As is clear from table 4 above, the meltblown nonwoven fabric of example 3 exhibited better heat shrinkage resistance after standing at 140 ℃ and 180 ℃ for 24 hours, compared to the meltblown nonwoven fabric of comparative example 2, which was made using polyphenylene sulfide alone. This result shows that the heat shrinkage resistance of the melt-blown nonwoven fabric of the present invention is improved by using a material of the melt-blown fiber including polyphenylene sulfide and polyimide having a glass transition temperature, a 10% thermal weight loss temperature, and a viscosity in a specific range when dissolved in NMP and having a solid content of 30 wt%.

As is clear from table 4 above, the meltblown nonwoven fabric of example 3 and the meltblown nonwoven fabric of comparative example 2 have similar tensile strengths. This result shows that the material of the meltblown fiber of the present invention includes polyphenylene sulfide and glass transition temperature, 10% thermogravimetric loss temperature and polyimide having viscosity in a specific range when dissolved in NMP and having a solid content of 30 wt%, and the meltblown nonwoven fabric manufactured using only polyphenylene sulfide has similar mechanical properties.

Evaluation of chemical resistance

First, the meltblown nonwoven fabrics of example 3 and comparative example 2 were each produced into a plurality of samples each having a weight of 10 g. Next, the samples of the melt-blown nonwoven fabrics of example 3 and comparative example 2 were immersed in various different chemical solvents at a specific temperature for a specific time, and then the weight (g) of each sample was measured. Thereafter, the weight loss of each sample was calculated by the following formula: the weight loss was 100% × [ (weight after sample immersion-weight before sample immersion)/weight before sample immersion ], and the resistance was evaluated according to the following resistance evaluation criteria.

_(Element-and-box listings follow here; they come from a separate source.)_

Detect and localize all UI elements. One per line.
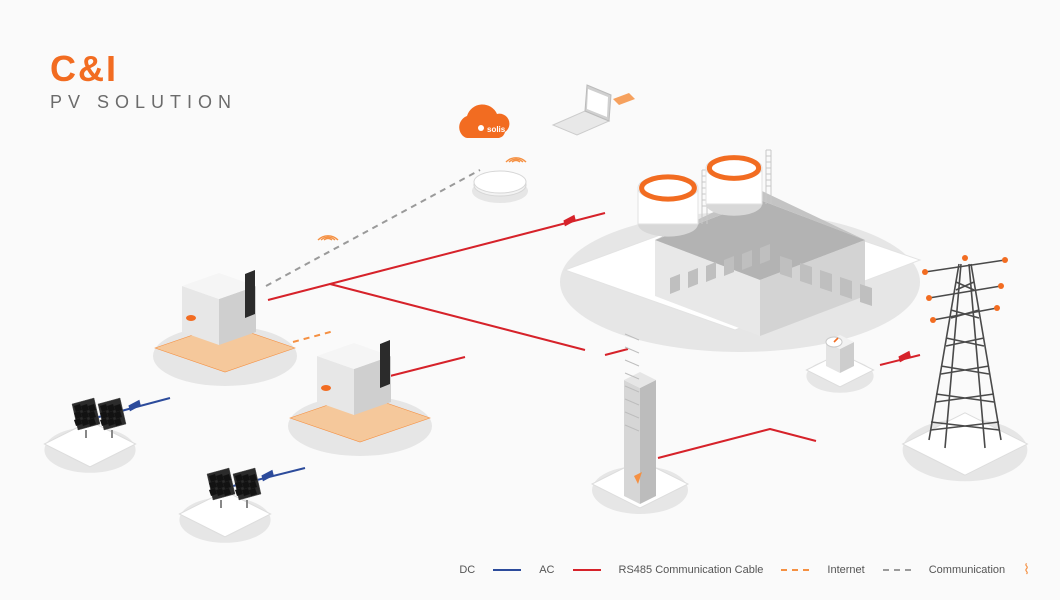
legend-ac-label: AC — [539, 564, 554, 576]
legend-ac-swatch — [573, 569, 601, 571]
legend-rs485-label: RS485 Communication Cable — [619, 564, 764, 576]
legend-dc-swatch — [493, 569, 521, 571]
legend-comm-label: Communication — [929, 564, 1005, 576]
legend-internet-label: Internet — [827, 564, 864, 576]
svg-text:solis: solis — [487, 125, 506, 134]
wifi-icon: ⌇ — [1023, 561, 1030, 578]
legend-dc-label: DC — [459, 564, 475, 576]
legend-rs485-swatch — [781, 569, 809, 571]
diagram-canvas: solis — [0, 0, 1060, 600]
legend: DC AC RS485 Communication Cable Internet… — [459, 561, 1030, 578]
legend-internet-swatch — [883, 569, 911, 571]
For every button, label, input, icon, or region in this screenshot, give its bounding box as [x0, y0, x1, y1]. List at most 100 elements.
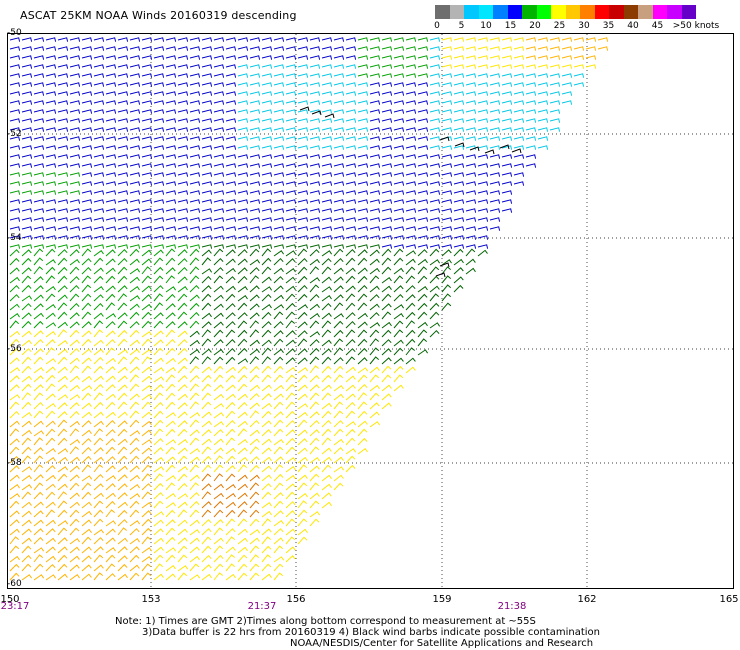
wind-barb [453, 163, 465, 168]
wind-barb [141, 439, 153, 446]
contamination-barb [484, 149, 495, 155]
wind-barb [489, 190, 501, 195]
wind-barb [525, 73, 537, 78]
wind-barb [357, 267, 368, 275]
wind-barb [297, 293, 308, 302]
wind-barb [357, 154, 369, 159]
wind-barb [45, 266, 56, 275]
wind-barb [237, 118, 249, 123]
wind-barb [357, 249, 368, 257]
wind-barb [477, 118, 489, 123]
wind-barb [285, 46, 297, 51]
wind-barb [201, 64, 213, 69]
wind-barb [93, 428, 104, 437]
wind-barb [393, 320, 404, 329]
wind-barb [237, 258, 248, 266]
wind-barb [189, 257, 200, 266]
lon-label-150: 150 [0, 594, 20, 605]
wind-barb [297, 456, 308, 464]
wind-barb [441, 181, 453, 186]
wind-barb [177, 127, 189, 132]
wind-barb [345, 455, 356, 464]
wind-barb [309, 100, 321, 105]
wind-barb [369, 303, 380, 311]
wind-barb [261, 420, 272, 428]
wind-barb [105, 154, 117, 159]
wind-barb [21, 181, 33, 186]
wind-barb [549, 64, 561, 69]
wind-barb [261, 64, 273, 69]
wind-barb [213, 100, 225, 105]
wind-barb [141, 154, 153, 159]
wind-barb [189, 392, 200, 401]
wind-barb [537, 136, 549, 141]
wind-barb [69, 46, 81, 51]
wind-barb [285, 302, 296, 311]
lat-label-50: -50 [7, 28, 22, 38]
wind-barb [381, 199, 393, 204]
wind-barb [21, 466, 33, 473]
wind-barb [429, 217, 441, 222]
wind-barb [69, 82, 81, 87]
wind-barb [453, 267, 464, 275]
wind-barb [165, 199, 177, 204]
lon-label-162: 162 [577, 594, 597, 605]
wind-barb [345, 410, 356, 419]
wind-barb [369, 374, 380, 383]
wind-barb [501, 91, 513, 96]
wind-barb [249, 199, 261, 204]
wind-barb [393, 217, 405, 222]
wind-barb [93, 401, 104, 410]
wind-barb [33, 208, 45, 213]
wind-barb [405, 235, 417, 240]
wind-barb [201, 411, 212, 419]
wind-barb [93, 312, 104, 320]
wind-barb [93, 392, 104, 401]
wind-barb [105, 37, 117, 42]
wind-barb [201, 554, 212, 563]
wind-barb [213, 500, 224, 509]
wind-barb [369, 127, 381, 132]
wind-barb [309, 437, 320, 446]
wind-barb [525, 46, 537, 51]
wind-barb [129, 55, 141, 60]
wind-barb [9, 172, 21, 177]
wind-barb [357, 46, 369, 51]
wind-barb [21, 554, 32, 563]
wind-barb [441, 55, 453, 60]
wind-barb [321, 181, 333, 186]
wind-barb [429, 329, 440, 338]
wind-barb [21, 574, 33, 581]
wind-barb [141, 109, 153, 114]
wind-barb [285, 190, 297, 195]
wind-barb [21, 55, 33, 60]
wind-barb [321, 501, 332, 509]
wind-barb [561, 82, 573, 87]
wind-barb [501, 163, 513, 168]
wind-barb [597, 37, 609, 42]
wind-barb [165, 145, 177, 150]
colorbar-swatch [565, 5, 580, 19]
wind-barb [57, 456, 68, 464]
wind-barb [33, 547, 45, 554]
wind-barb [105, 46, 117, 51]
wind-barb [369, 64, 381, 69]
wind-barb [153, 293, 164, 302]
wind-barb [201, 181, 213, 186]
wind-barb [189, 100, 201, 105]
wind-barb [273, 136, 285, 141]
wind-barb [177, 145, 189, 150]
wind-barb [441, 100, 453, 105]
wind-barb [297, 447, 308, 455]
wind-barb [105, 537, 116, 545]
wind-barb [537, 73, 549, 78]
wind-barb [465, 258, 476, 266]
wind-barb [177, 321, 188, 329]
wind-barb [225, 244, 237, 249]
wind-barb [45, 366, 56, 374]
wind-barb [117, 136, 129, 141]
wind-barb [513, 100, 525, 105]
wind-barb [297, 244, 309, 249]
colorbar-label: 0 [434, 21, 440, 31]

The soaking conditions and evaluation results of each sample are shown in table 5 below.

< evaluation criteria for chemical resistance >

O: the weight loss is 0 percent

X: the weight loss is not equal to 0 percent

TABLE 5

As is clear from table 5, the meltblown nonwoven fabric of example 3 and the meltblown nonwoven fabric of comparative example 2 were not subjected to weight loss after being immersed in an acid-base chemical solvent at a specific temperature for a specific time. That is, the fiber structures of the meltblown nonwoven fabric of example 3 and the meltblown nonwoven fabric of comparative example 2 were not corroded by the acid-base chemical solvent. This result shows that the material of the meltblown fiber of the present invention includes polyphenylene sulfide and glass transition temperature, 10% thermogravimetric loss temperature and polyimide having viscosity in a specific range when dissolved in NMP and having a solid content of 30 wt%, and the meltblown nonwoven fabric manufactured using only polyphenylene sulfide has similar and good chemical resistance.

Although the present invention has been described with reference to the above embodiments, it should be understood that various changes and modifications can be made therein by those skilled in the art without departing from the spirit and scope of the invention.